In conclusion, this study failed to detect the expected micro-fractures in the wedge-shaped lesions. The simultaneous occurrence of attrition and presence of plaque in most of the wedge-shaped lesions in comparison to the saucer-shaped lesions might be an indicator of a possible greater contribution of abfraction in wedge-shaped lesions, if there is any. Based on the findings of this study, more sensitive methods should be used to detect micro-damage in the dental hard tissues. A big confounder in such in vitro analyses is the induction of additional damage whilst extracting the teeth, during preparation of the teeth and during the analysis itself.

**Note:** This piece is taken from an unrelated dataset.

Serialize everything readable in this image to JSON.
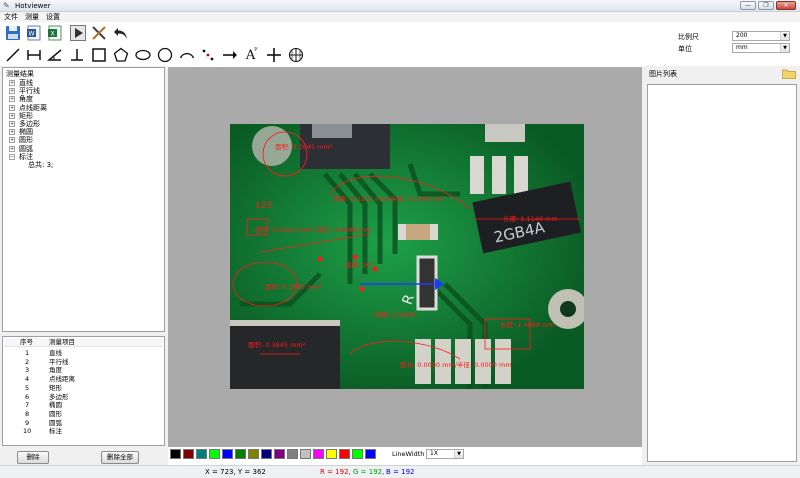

Future studies analysing teeth with similar methods might correlate further aspects with their results such as vitality of the teeth at the time of extraction, since it might have an impact on the reaction of dentin in terms of producing sclerotic material. Individual oral hygiene aspects could be taken into account as well.

Large prospective clinical studies might have the power to detect associations between abrasion, attrition, erosion and corrosion with the NCCL. This is of interest as it might influence the therapy of NCCL [2126] and especially prevention of NCCL [27].